Mi corazón de mamá herida me impulsaba a sacudir al
pequeño y a gritarle: NO TE VUELVAS A METER CON MI HIJO PORQUE TE LAS VAS A VER
CONMIGO. Pero, en el fondo sabía que entonces la que estaría haciendo bullying
sería yo. Así que, decidí poner a prueba lo que yo misma le había cuestionado
al conferencista. Me tranquilicé y le pedí permiso al maestro para hablar con
Mario la siguiente clase. Dos días después, me encontraba sentada frente a
Mario, y con mi hijo sentado a mi costado. Entonces, le pregunté:
—Mario…¿Te acuerdas lo que le dijiste a mi hijo
la clase pasada?
—Si —me contestó entre dientes.
—¿Me puedes decir lo que le dijiste?
Con la cara cabizbaja que reflejaba su sentimiento
de vergüenza, el niño me repitió algunas de las frases que le había dicho a mi
hijo. Después de escucharlo le pregunté con voz suave.
—¿Y cuando le dices eso a mi hijo, te sientes muy
contento por haberlo ofendido?
—No —me contestó con su cabeza.
—¿Te has puesto a pensar cómo se sintió mi hijo
cuando le dijiste esas frases?
—Mal…pero es que eso me dicen a mi cuando juego
fútbol en mi escuela —me contestó tratando de justificar sus acciones.
—Me imagino que eso que te dicen te hace sentir
triste —le contesté.
—Si…se siente feo —me contestó con lágrimas en
sus ojos.
—Entonces, ¿si entiendes cómo se sintió mi hijo la
clase pasada cuando escuchó tus palabras?

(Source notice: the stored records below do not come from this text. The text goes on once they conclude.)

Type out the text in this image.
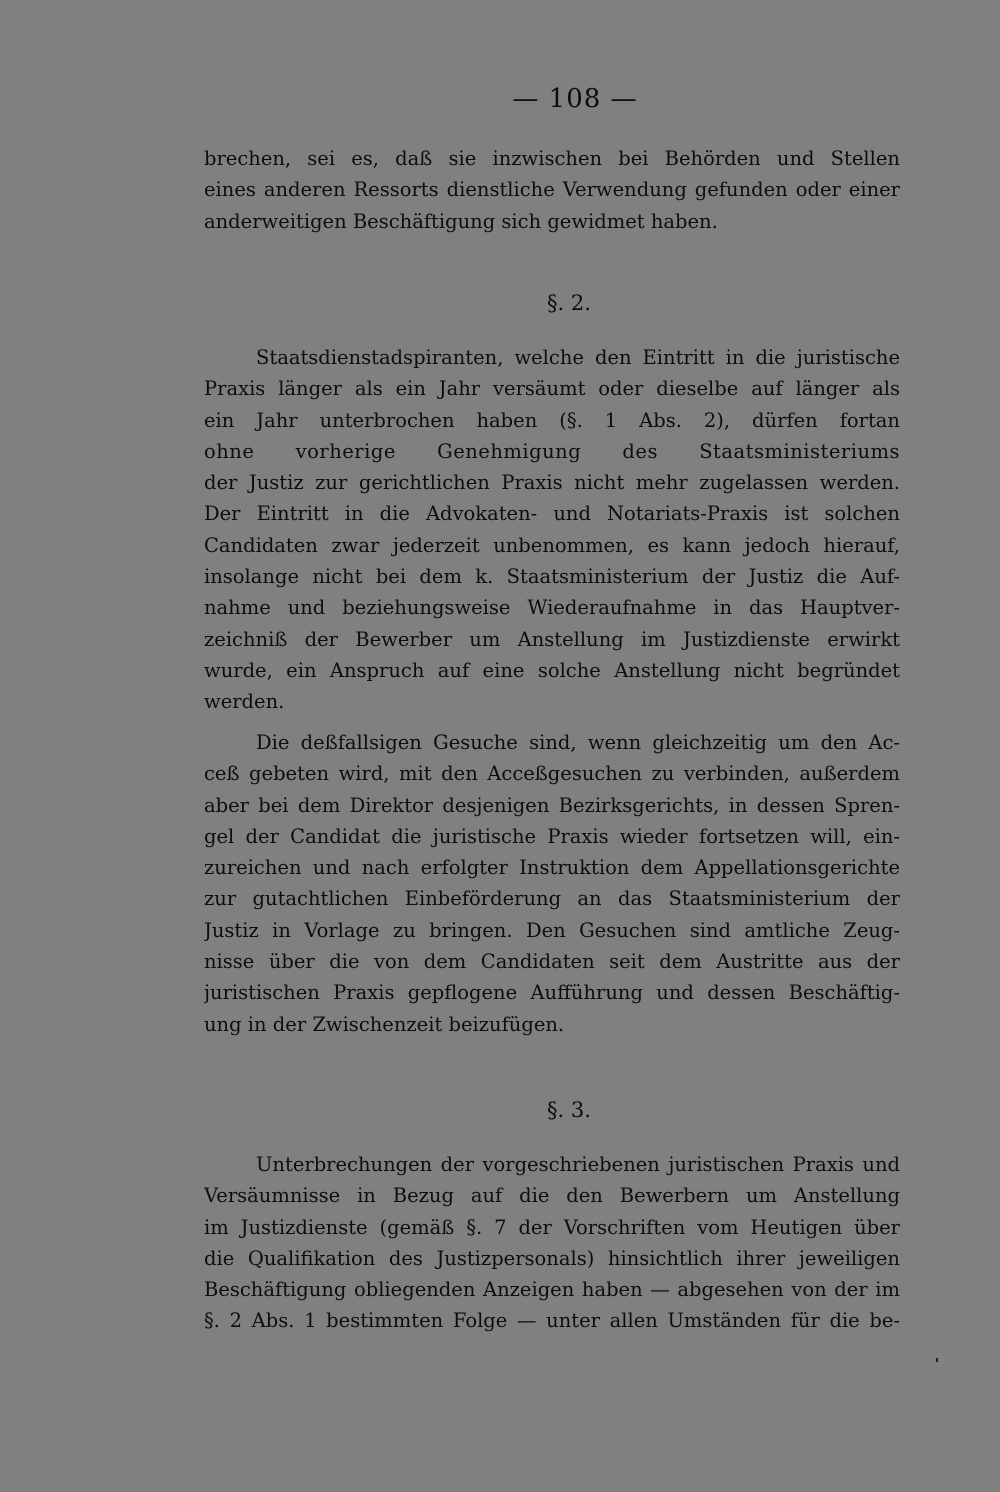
— 108 —
brechen, sei es, daß sie inzwischen bei Behörden und Stellen
eines anderen Ressorts dienstliche Verwendung gefunden oder einer
anderweitigen Beschäftigung sich gewidmet haben.
§. 2.
Staatsdienstadspiranten, welche den Eintritt in die juristische
Praxis länger als ein Jahr versäumt oder dieselbe auf länger als
ein Jahr unterbrochen haben (§. 1 Abs. 2), dürfen fortan
ohne vorherige Genehmigung des Staatsministeriums
der Justiz zur gerichtlichen Praxis nicht mehr zugelassen werden.
Der Eintritt in die Advokaten- und Notariats-Praxis ist solchen
Candidaten zwar jederzeit unbenommen, es kann jedoch hierauf,
insolange nicht bei dem k. Staatsministerium der Justiz die Auf-
nahme und beziehungsweise Wiederaufnahme in das Hauptver-
zeichniß der Bewerber um Anstellung im Justizdienste erwirkt
wurde, ein Anspruch auf eine solche Anstellung nicht begründet
werden.
Die deßfallsigen Gesuche sind, wenn gleichzeitig um den Ac-
ceß gebeten wird, mit den Acceßgesuchen zu verbinden, außerdem
aber bei dem Direktor desjenigen Bezirksgerichts, in dessen Spren-
gel der Candidat die juristische Praxis wieder fortsetzen will, ein-
zureichen und nach erfolgter Instruktion dem Appellationsgerichte
zur gutachtlichen Einbeförderung an das Staatsministerium der
Justiz in Vorlage zu bringen. Den Gesuchen sind amtliche Zeug-
nisse über die von dem Candidaten seit dem Austritte aus der
juristischen Praxis gepflogene Aufführung und dessen Beschäftig-
ung in der Zwischenzeit beizufügen.
§. 3.
Unterbrechungen der vorgeschriebenen juristischen Praxis und
Versäumnisse in Bezug auf die den Bewerbern um Anstellung
im Justizdienste (gemäß §. 7 der Vorschriften vom Heutigen über
die Qualifikation des Justizpersonals) hinsichtlich ihrer jeweiligen
Beschäftigung obliegenden Anzeigen haben — abgesehen von der im
§. 2 Abs. 1 bestimmten Folge — unter allen Umständen für die be-
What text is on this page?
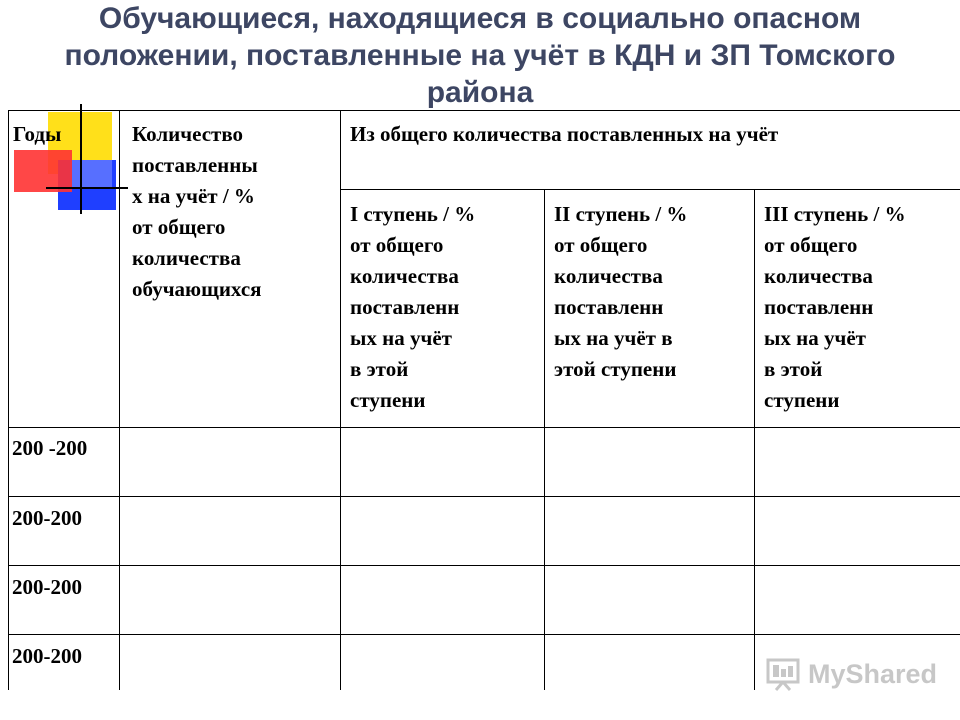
Обучающиеся, находящиеся в социально опасном положении, поставленные на учёт в КДН и ЗП Томского района
Годы	Количество
поставленны
х на учёт / %
от общего
количества
обучающихся
Из общего количества поставленных на учёт
I ступень / %
от общего
количества
поставленн
ых на учёт
в этой
ступени
II ступень / %
от общего
количества
поставленн
ых на учёт в
этой ступени
III ступень / %
от общего
количества
поставленн
ых на учёт
в этой
ступени
200 -200
200-200
200-200
200-200
MyShared
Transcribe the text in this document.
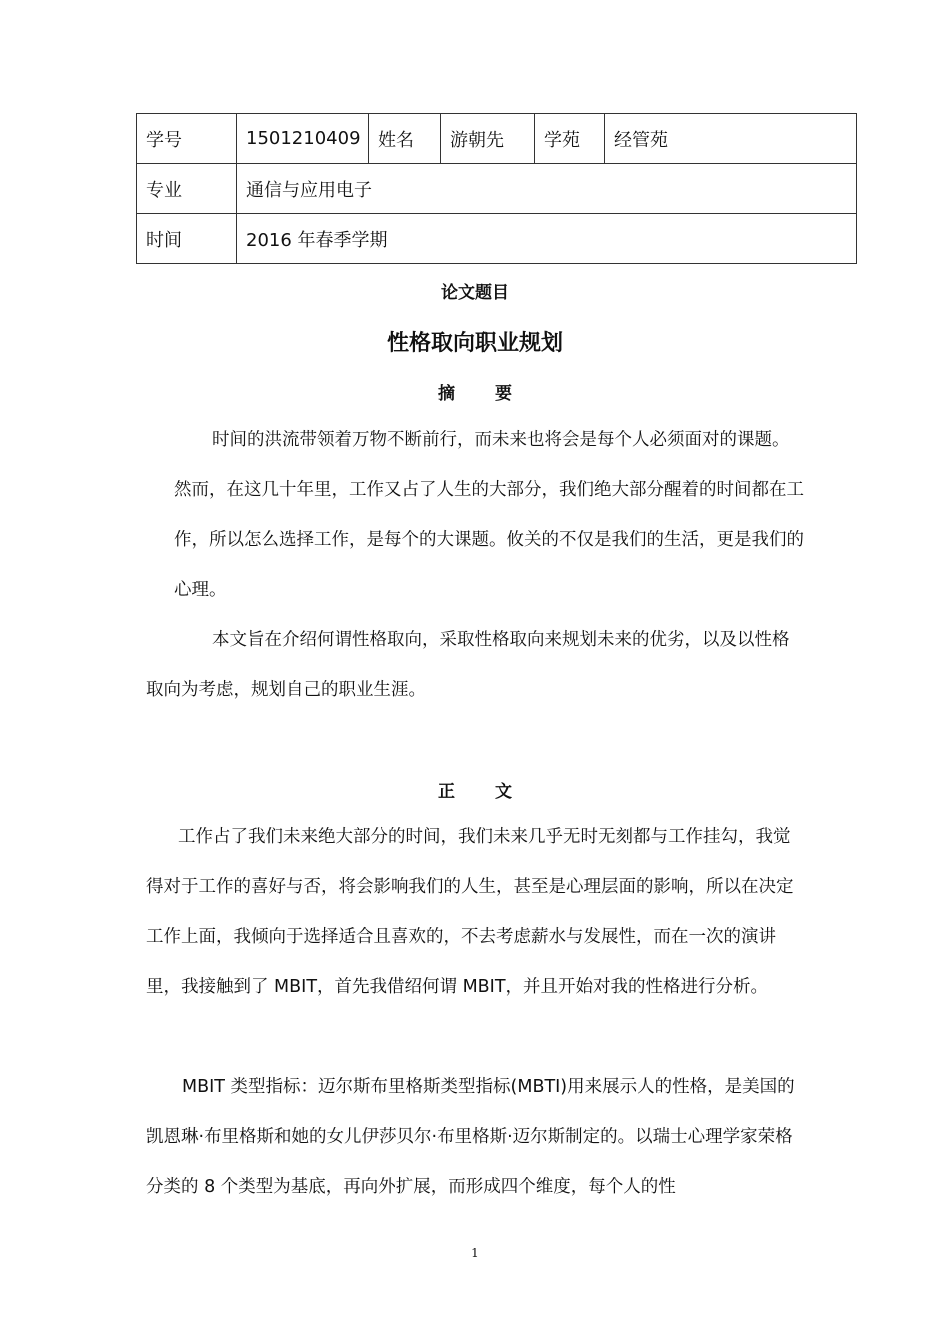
学号	1501210409	姓名	游朝先	学苑	经管苑
专业	通信与应用电子				
时间	2016 年春季学期				
论文题目
性格取向职业规划
摘要

时间的洪流带领着万物不断前行，而未来也将会是每个人必须面对的课题。然而，在这几十年里，工作又占了人生的大部分，我们绝大部分醒着的时间都在工作，所以怎么选择工作，是每个的大课题。攸关的不仅是我们的生活，更是我们的心理。

本文旨在介绍何谓性格取向，采取性格取向来规划未来的优劣，以及以性格取向为考虑，规划自己的职业生涯。

正文

工作占了我们未来绝大部分的时间，我们未来几乎无时无刻都与工作挂勾，我觉得对于工作的喜好与否，将会影响我们的人生，甚至是心理层面的影响，所以在决定工作上面，我倾向于选择适合且喜欢的，不去考虑薪水与发展性，而在一次的演讲里，我接触到了 MBIT，首先我借绍何谓 MBIT，并且开始对我的性格进行分析。

MBIT 类型指标：迈尔斯布里格斯类型指标(MBTI)用来展示人的性格，是美国的凯恩琳·布里格斯和她的女儿伊莎贝尔·布里格斯·迈尔斯制定的。以瑞士心理学家荣格分类的 8 个类型为基底，再向外扩展，而形成四个维度，每个人的性

1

Tras unos segundos de silencio, sin que yo tuviera
que decir más, el niño volteó a ver a mi hijo y le dijo: ¿Me perdonas? ya no lo
vuelvo a hacer. Y mi hijo, que había escuchado toda la conversación y había podido
conectar con la tristeza de su compañero, sin pensarlo le contestó:
—Si ¿Amigos?
De pronto, ambos comenzaron a jugar con la pelota.
y el niño que dos días antes había parecido como el TERRIBLE BULLY que ponía en
peligro el auto estima de mi hijo, se había convertido en un ser humano
pequeño, en proceso de aprender a manejar su enojo, a regular las palabras que
salen de su boca, a contactar con los sentimientos de los demás y a comprender
que en este mundo nuestras acciones tienen consecuencias que afectan a los
demás.
Mario, no volvió a faltarle al respeto a mi hijo. Y
desde entonces, recuerdo que atrás de todo BULLY, si sabemos cómo hablar de
corazón a corazón, podemos encontrar a un ser humano lastimado que tal vez,
también necesita nuestra ayuda. Que los padres de familia y maestros de estas
nuevas generaciones, no seamos los BULLYS de los niños a quienes llamamos
BULLYS porque si no, la cadenita nunca va a terminar.